Uma amiga começou a ler 1984, um excelente livro, sem dúvidas. Parece que a pandemia marcou uma crescente procura por ele, o que também me parece bem coerente. Mas aproveito a oportunidade para algumas pequenas reflexões e trago para a conversa uma outra distopia, não tão lida como 1984, mas que considero em outra prateleira em relação ao livro de Orwell, até mesmo ontologicamente.
1984 é uma distopia baseada em algo que Orwell estava vendo em sua época, não sem muita dor. Socialista, foi um daqueles que se desencantou com a União Soviética, especialmente depois do que viu na guerra civil espanhola. Sua distopia é um exercício imaginativo a partir de algo que já estava presente quando escreveu o livro, o estado totalitário policial.
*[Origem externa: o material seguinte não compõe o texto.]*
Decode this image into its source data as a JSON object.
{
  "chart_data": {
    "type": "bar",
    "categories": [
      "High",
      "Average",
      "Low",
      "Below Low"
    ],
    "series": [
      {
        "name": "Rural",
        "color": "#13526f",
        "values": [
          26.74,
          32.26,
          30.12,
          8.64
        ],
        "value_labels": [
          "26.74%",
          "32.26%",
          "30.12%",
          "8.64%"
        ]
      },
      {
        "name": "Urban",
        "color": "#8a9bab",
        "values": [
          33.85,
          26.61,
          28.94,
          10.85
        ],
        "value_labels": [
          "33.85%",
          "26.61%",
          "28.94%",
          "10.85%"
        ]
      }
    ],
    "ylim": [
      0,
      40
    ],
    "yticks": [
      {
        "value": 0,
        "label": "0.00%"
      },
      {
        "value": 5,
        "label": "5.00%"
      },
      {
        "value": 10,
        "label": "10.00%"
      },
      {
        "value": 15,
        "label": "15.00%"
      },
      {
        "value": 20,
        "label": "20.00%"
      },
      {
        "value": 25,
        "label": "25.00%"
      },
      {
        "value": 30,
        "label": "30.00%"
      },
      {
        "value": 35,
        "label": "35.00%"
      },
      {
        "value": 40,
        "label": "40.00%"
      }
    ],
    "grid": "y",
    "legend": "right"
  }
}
Já Admirável Mundo Novo é de outra estirpe. Muito mais sutil, Aldous Huxley percebe os germes que estão presentes na ideologia progressista, que o próprio Orwell aderia junto com muitos socialistas decepcionados. Em sua distopia não havia estado policialesco, mas um que promovia a felicidade constante, inclusive com uso de drogas. A base do sistema era seleção genética e um sistema educacional que preparava desde o nascimento a criança para ficar feliz com o papel que desempenharia na sociedade (trabalhador braça, chefe, intelectual, médico, etc). A única coisa que era realmente combatida era a noção de valores morais. Família, casamento, Deus, história, nada disso era permitido. As orgias eram incentivadas para que não se houvesse laços entre homens e mulheres, os idosos eram afastados para que não houve contemplação da morte. O que Huxley descrevia era seu exercício imaginativo sobre o fim inevitável do progressismo. Um mundo em que todos são felizes, mas um mundo desumano.
Tenho muito mais medo da visão de Huxley do que de Orwell, porque esta continua presente hoje na visão das elites ocidentais por todo mundo. Deixemos os valores de lado e seremos todos felizes em um admirável mundo novo.